2. Learning Curve is Higher
The domain-driven architecture, plugin system, and service layer patterns are more sophisticated than other boilerplates. A junior developer might find it overwhelming. An experienced developer will appreciate it.
3. Supabase or Firebase — Both Have Lock-In
You choose your auth/database provider at setup. Both options create significant lock-in.
Who Should Buy Makerkit
Good fit:
- Teams of 2-5 developers building B2B SaaS
- Founders with software engineering backgrounds who value code quality
- Products expected to grow significantly (the architecture scales better)
- Long-term projects where maintainability matters
Bad fit:
- Solo founders who need to validate quickly (overhead isn't worth it at idea stage)
- B2C products (single-user billing, the complexity is unnecessary)

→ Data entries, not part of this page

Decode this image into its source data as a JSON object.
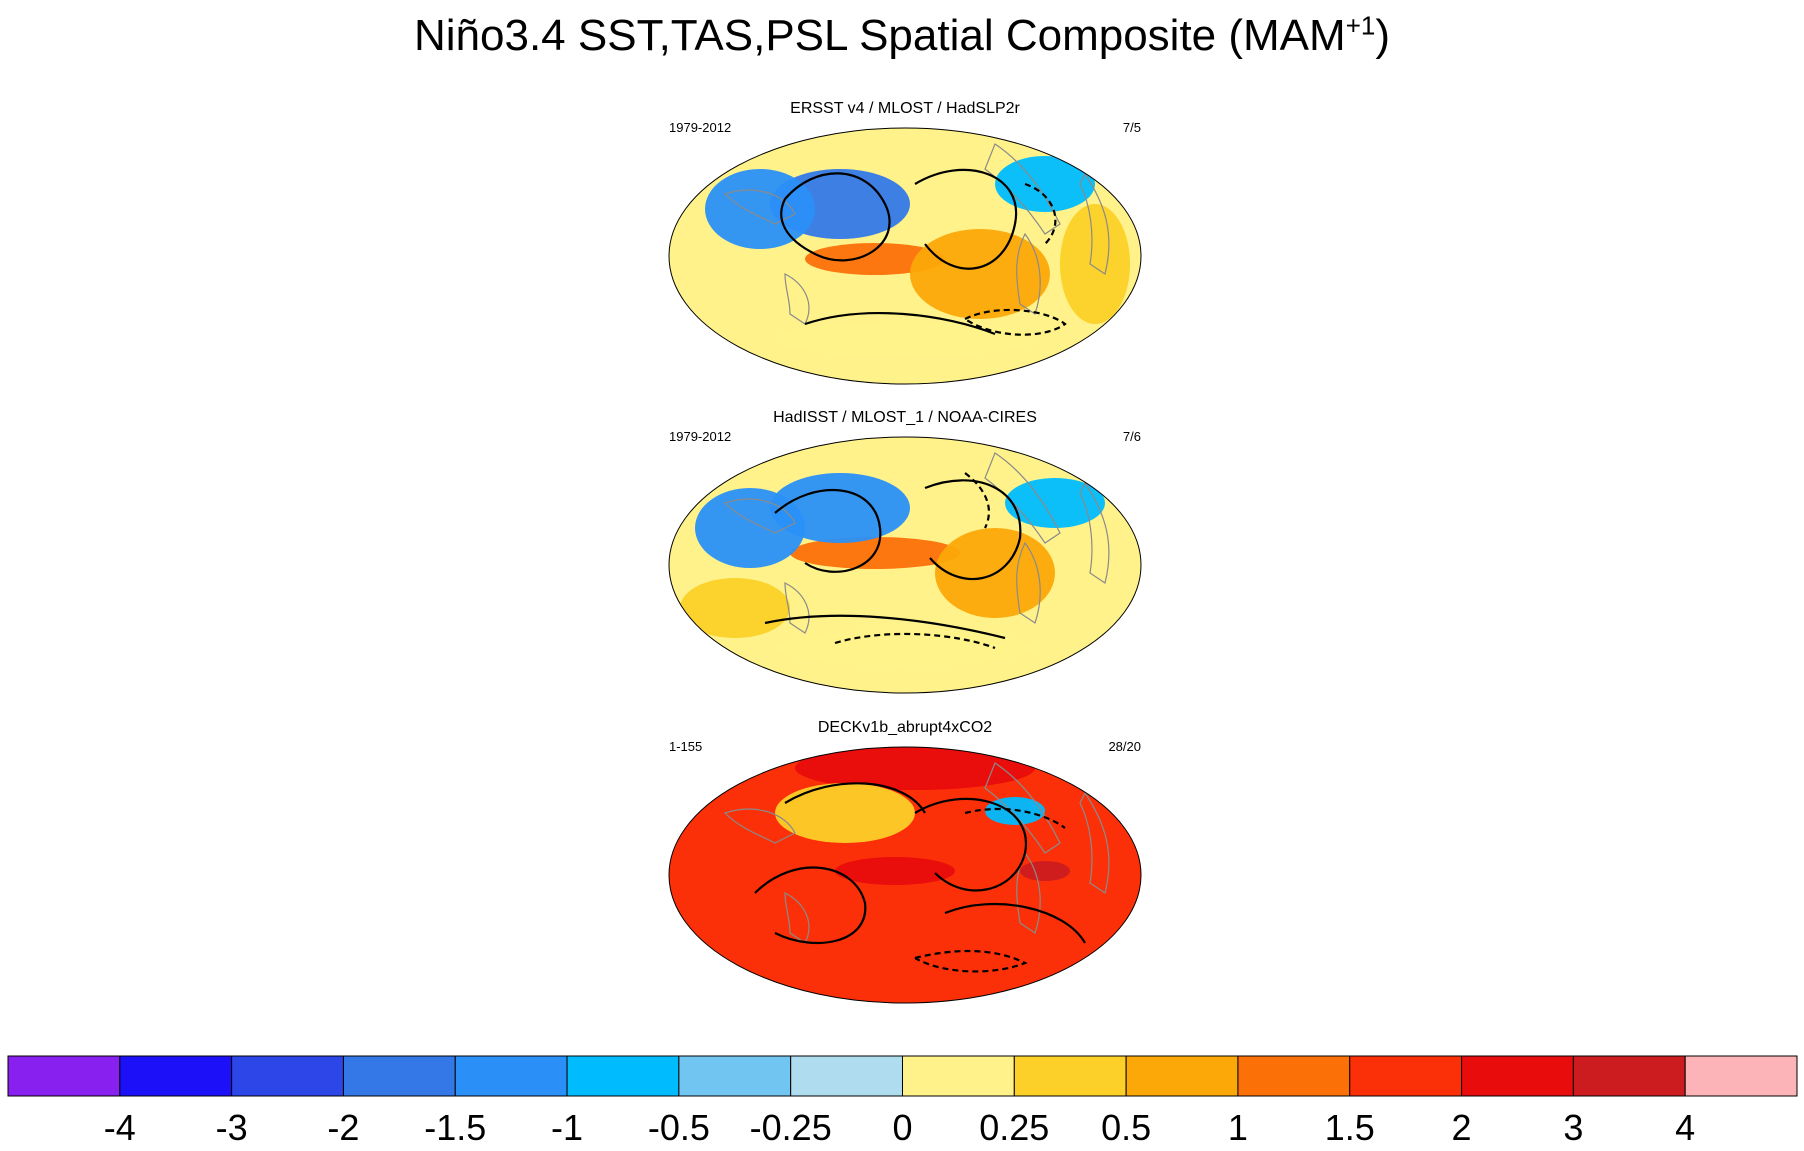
{
  "title": {
    "main": "Niño3.4 SST,TAS,PSL Spatial Composite (MAM",
    "superscript": "+1",
    "suffix": ")"
  },
  "chart_data": {
    "type": "map-composite",
    "title": "Niño3.4 SST,TAS,PSL Spatial Composite (MAM+1)",
    "projection": "Robinson (Pacific-centered)",
    "panels": [
      {
        "title": "ERSST v4 / MLOST / HadSLP2r",
        "period": "1979-2012",
        "count": "7/5",
        "anomalies": [
          {
            "region": "central-eastern equatorial Pacific",
            "value": 1.5
          },
          {
            "region": "eastern tropical Pacific",
            "value": 1
          },
          {
            "region": "north-central Pacific",
            "value": -1.5
          },
          {
            "region": "western Pacific",
            "value": -1
          },
          {
            "region": "Indian Ocean",
            "value": 0.5
          },
          {
            "region": "North Atlantic",
            "value": -0.5
          },
          {
            "region": "Southern Ocean",
            "value": 0.25
          }
        ]
      },
      {
        "title": "HadISST / MLOST_1 / NOAA-CIRES",
        "period": "1979-2012",
        "count": "7/6",
        "anomalies": [
          {
            "region": "central-eastern equatorial Pacific",
            "value": 1.5
          },
          {
            "region": "eastern tropical Pacific",
            "value": 1
          },
          {
            "region": "north-central Pacific",
            "value": -1
          },
          {
            "region": "western Pacific",
            "value": -1
          },
          {
            "region": "Indian Ocean",
            "value": 0.5
          },
          {
            "region": "North Atlantic",
            "value": -0.5
          },
          {
            "region": "Southern Ocean",
            "value": 0.25
          }
        ]
      },
      {
        "title": "DECKv1b_abrupt4xCO2",
        "period": "1-155",
        "count": "28/20",
        "anomalies": [
          {
            "region": "global ocean background",
            "value": 2
          },
          {
            "region": "Arctic / high latitudes",
            "value": 3
          },
          {
            "region": "eastern equatorial Pacific",
            "value": 3
          },
          {
            "region": "north-central Pacific",
            "value": 0.5
          },
          {
            "region": "North Atlantic subpolar",
            "value": -0.5
          },
          {
            "region": "Southern Ocean",
            "value": 2
          },
          {
            "region": "tropical Atlantic",
            "value": 4
          }
        ]
      }
    ],
    "colorbar": {
      "levels": [
        "-4",
        "-3",
        "-2",
        "-1.5",
        "-1",
        "-0.5",
        "-0.25",
        "0",
        "0.25",
        "0.5",
        "1",
        "1.5",
        "2",
        "3",
        "4"
      ],
      "colors": [
        "#8820f0",
        "#1c10f8",
        "#2c46e8",
        "#3478e8",
        "#2a90f8",
        "#00bcff",
        "#70c6f0",
        "#b0dcf0",
        "#fff28a",
        "#fcd028",
        "#fca808",
        "#fc7008",
        "#fc3008",
        "#e80c0c",
        "#cc1c20",
        "#fcb4b8"
      ]
    }
  }
}
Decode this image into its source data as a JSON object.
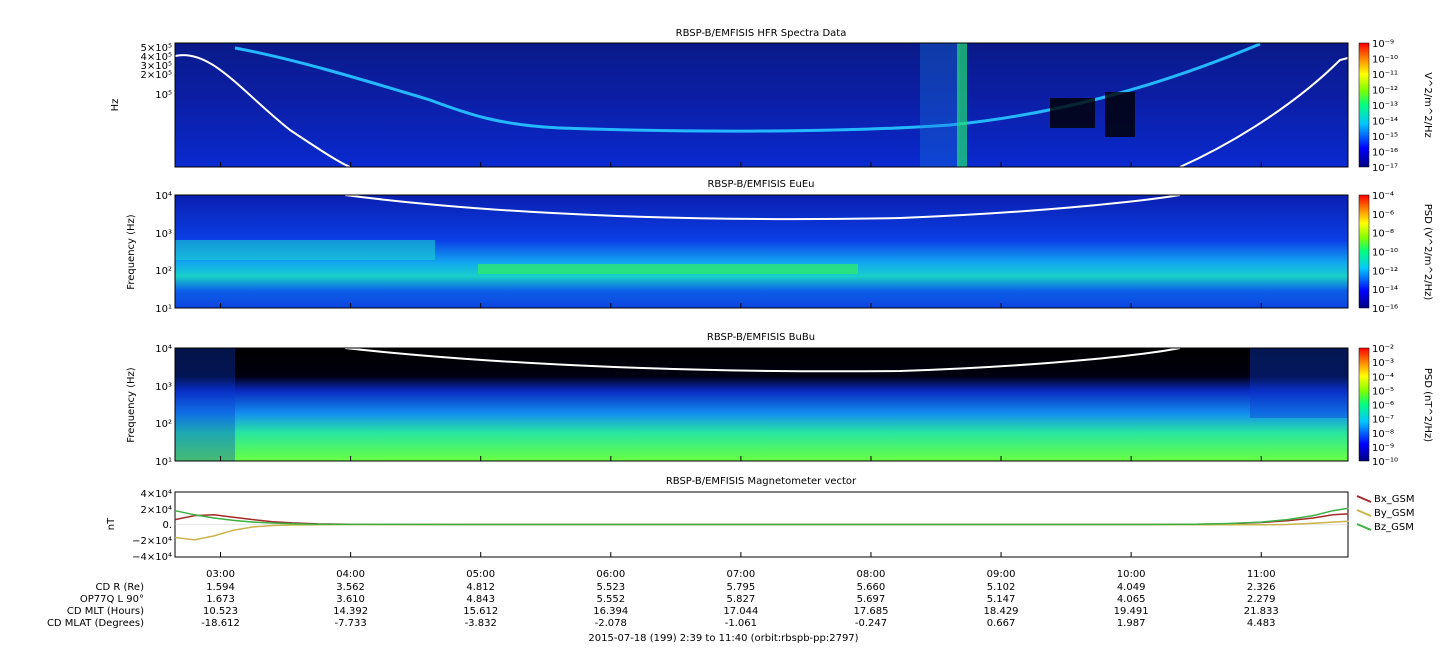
{
  "chart_data": [
    {
      "type": "heatmap",
      "title": "RBSP-B/EMFISIS  HFR Spectra Data",
      "ylabel": "Hz",
      "yticks": [
        "5×10⁵",
        "4×10⁵",
        "3×10⁵",
        "2×10⁵",
        "10⁵"
      ],
      "colorbar_label": "V^2/m^2/Hz",
      "colorbar_ticks": [
        "10⁻⁹",
        "10⁻¹⁰",
        "10⁻¹¹",
        "10⁻¹²",
        "10⁻¹³",
        "10⁻¹⁴",
        "10⁻¹⁵",
        "10⁻¹⁶",
        "10⁻¹⁷"
      ],
      "overlay": "white cyclotron-type curve near both ends"
    },
    {
      "type": "heatmap",
      "title": "RBSP-B/EMFISIS  EuEu",
      "ylabel": "Frequency (Hz)",
      "yticks": [
        "10⁴",
        "10³",
        "10²",
        "10¹"
      ],
      "colorbar_label": "PSD (V^2/m^2/Hz)",
      "colorbar_ticks": [
        "10⁻⁴",
        "10⁻⁶",
        "10⁻⁸",
        "10⁻¹⁰",
        "10⁻¹²",
        "10⁻¹⁴",
        "10⁻¹⁶"
      ]
    },
    {
      "type": "heatmap",
      "title": "RBSP-B/EMFISIS  BuBu",
      "ylabel": "Frequency (Hz)",
      "yticks": [
        "10⁴",
        "10³",
        "10²",
        "10¹"
      ],
      "colorbar_label": "PSD (nT^2/Hz)",
      "colorbar_ticks": [
        "10⁻²",
        "10⁻³",
        "10⁻⁴",
        "10⁻⁵",
        "10⁻⁶",
        "10⁻⁷",
        "10⁻⁸",
        "10⁻⁹",
        "10⁻¹⁰"
      ]
    },
    {
      "type": "line",
      "title": "RBSP-B/EMFISIS  Magnetometer vector",
      "ylabel": "nT",
      "yticks": [
        "4×10⁴",
        "2×10⁴",
        "0.",
        "−2×10⁴",
        "−4×10⁴"
      ],
      "ylim": [
        -40000,
        40000
      ],
      "x_hours": [
        2.65,
        2.8,
        2.95,
        3.1,
        3.25,
        3.4,
        3.55,
        3.75,
        4.0,
        5.0,
        6.0,
        7.0,
        8.0,
        9.0,
        10.0,
        10.5,
        10.75,
        11.0,
        11.2,
        11.4,
        11.55,
        11.67
      ],
      "series": [
        {
          "name": "Bx_GSM",
          "color": "#a52a2a",
          "values": [
            6000,
            11000,
            12000,
            9000,
            6000,
            3500,
            2000,
            800,
            200,
            0,
            0,
            0,
            0,
            0,
            0,
            300,
            1000,
            2500,
            4500,
            8000,
            12000,
            13000
          ]
        },
        {
          "name": "By_GSM",
          "color": "#c8b44a",
          "values": [
            -16000,
            -19000,
            -14000,
            -7000,
            -3000,
            -1200,
            -600,
            -200,
            0,
            0,
            0,
            0,
            0,
            0,
            0,
            -200,
            -300,
            -400,
            0,
            1500,
            3000,
            4000
          ]
        },
        {
          "name": "Bz_GSM",
          "color": "#3cb043",
          "values": [
            17000,
            12000,
            8000,
            5000,
            3000,
            1800,
            900,
            300,
            100,
            0,
            0,
            0,
            0,
            0,
            0,
            300,
            1200,
            3000,
            6000,
            11000,
            17000,
            20000
          ]
        }
      ]
    }
  ],
  "time_ticks": [
    "03:00",
    "04:00",
    "05:00",
    "06:00",
    "07:00",
    "08:00",
    "09:00",
    "10:00",
    "11:00"
  ],
  "ephemeris": [
    {
      "label": "CD R (Re)",
      "values": [
        "1.594",
        "3.562",
        "4.812",
        "5.523",
        "5.795",
        "5.660",
        "5.102",
        "4.049",
        "2.326"
      ]
    },
    {
      "label": "OP77Q L 90°",
      "values": [
        "1.673",
        "3.610",
        "4.843",
        "5.552",
        "5.827",
        "5.697",
        "5.147",
        "4.065",
        "2.279"
      ]
    },
    {
      "label": "CD MLT (Hours)",
      "values": [
        "10.523",
        "14.392",
        "15.612",
        "16.394",
        "17.044",
        "17.685",
        "18.429",
        "19.491",
        "21.833"
      ]
    },
    {
      "label": "CD MLAT (Degrees)",
      "values": [
        "-18.612",
        "-7.733",
        "-3.832",
        "-2.078",
        "-1.061",
        "-0.247",
        "0.667",
        "1.987",
        "4.483"
      ]
    }
  ],
  "footer": "2015-07-18 (199) 2:39 to 11:40 (orbit:rbspb-pp:2797)"
}
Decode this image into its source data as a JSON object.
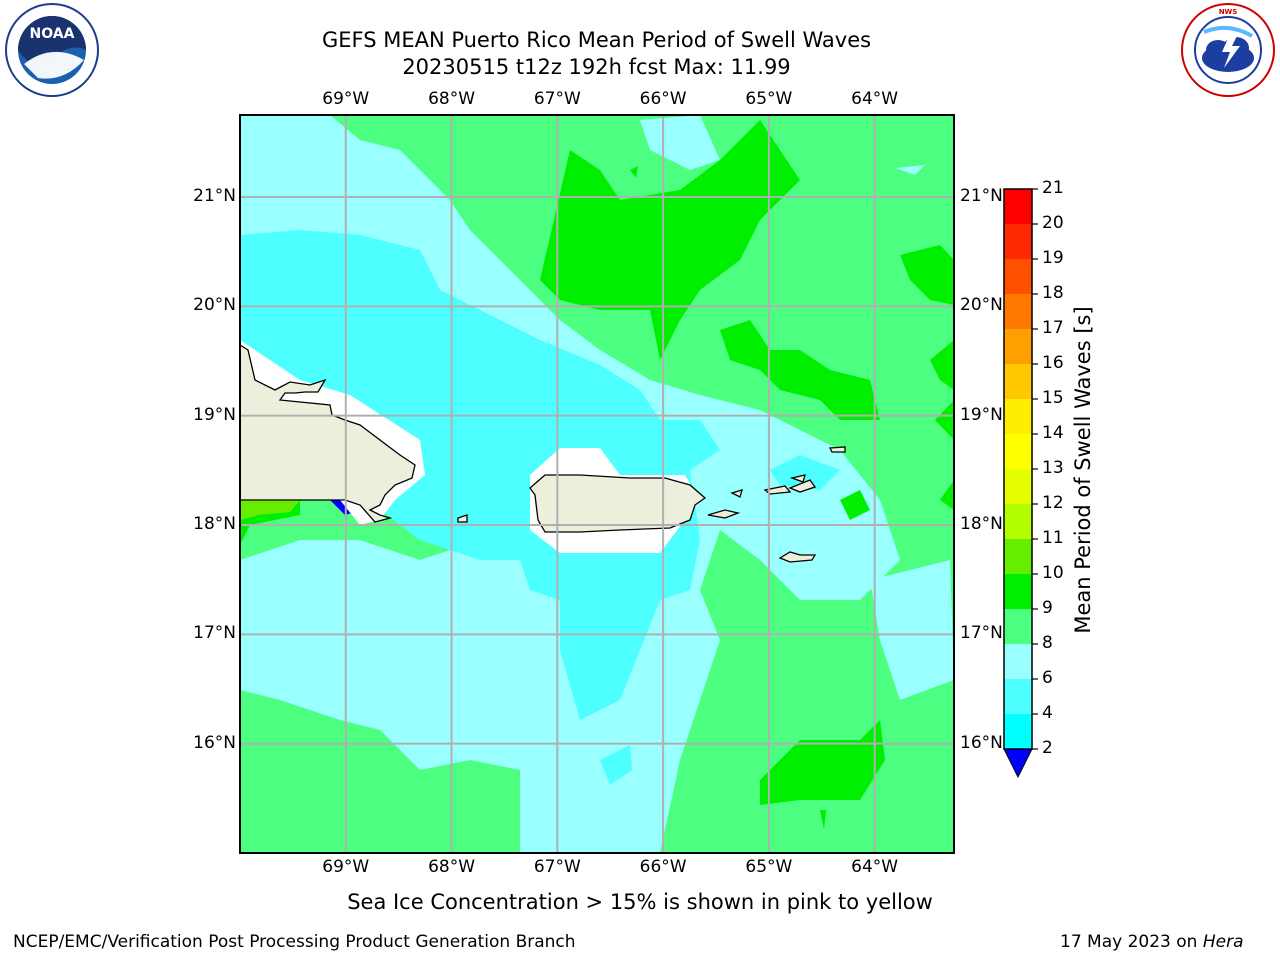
{
  "header": {
    "title_line1": "GEFS MEAN Puerto Rico Mean Period of Swell Waves",
    "title_line2": "20230515 t12z 192h fcst   Max: 11.99"
  },
  "logos": {
    "left": "NOAA",
    "left_ring": "NATIONAL OCEANIC AND ATMOSPHERIC ADMINISTRATION · U.S. DEPARTMENT OF COMMERCE",
    "right_ring": "NATIONAL WEATHER SERVICE"
  },
  "map": {
    "lon_ticks": [
      "69°W",
      "68°W",
      "67°W",
      "66°W",
      "65°W",
      "64°W"
    ],
    "lat_ticks": [
      "21°N",
      "20°N",
      "19°N",
      "18°N",
      "17°N",
      "16°N"
    ],
    "lon_range": [
      -70.0,
      -63.25
    ],
    "lat_range": [
      15.0,
      21.75
    ],
    "grid": true,
    "colors": {
      "ocean_9_10": "#4dff80",
      "ocean_8_9": "#99ffff",
      "ocean_6_8": "#4dffff",
      "ocean_10_11": "#00ee00",
      "land": "#eeeedd"
    }
  },
  "colorbar": {
    "title": "Mean Period of Swell Waves [s]",
    "labels": [
      "21",
      "20",
      "19",
      "18",
      "17",
      "16",
      "15",
      "14",
      "13",
      "12",
      "11",
      "10",
      "9",
      "8",
      "6",
      "4",
      "2"
    ],
    "colors": [
      "#ff0000",
      "#ff2800",
      "#ff5000",
      "#ff7800",
      "#ffa000",
      "#ffc800",
      "#ffee00",
      "#ffff00",
      "#e6ff00",
      "#b3ff00",
      "#66ee00",
      "#00ee00",
      "#4dff80",
      "#99ffff",
      "#4dffff",
      "#00ffff",
      "#0080ff",
      "#0000ff"
    ]
  },
  "footer": {
    "note": "Sea Ice Concentration > 15% is shown in pink to yellow",
    "left": "NCEP/EMC/Verification Post Processing Product Generation Branch",
    "right_prefix": "17 May 2023 on ",
    "right_host": "Hera"
  }
}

- Founders new to React/Next.js (the patterns require experience to navigate)
Final Verdict
Rating: 4.5/5
Makerkit is the best boilerplate for teams. The code quality, plugin architecture, and admin panel are genuinely superior. If you're building a product you plan to grow for years, the investment in code quality pays off. For a solo founder validating an idea, it's overkill.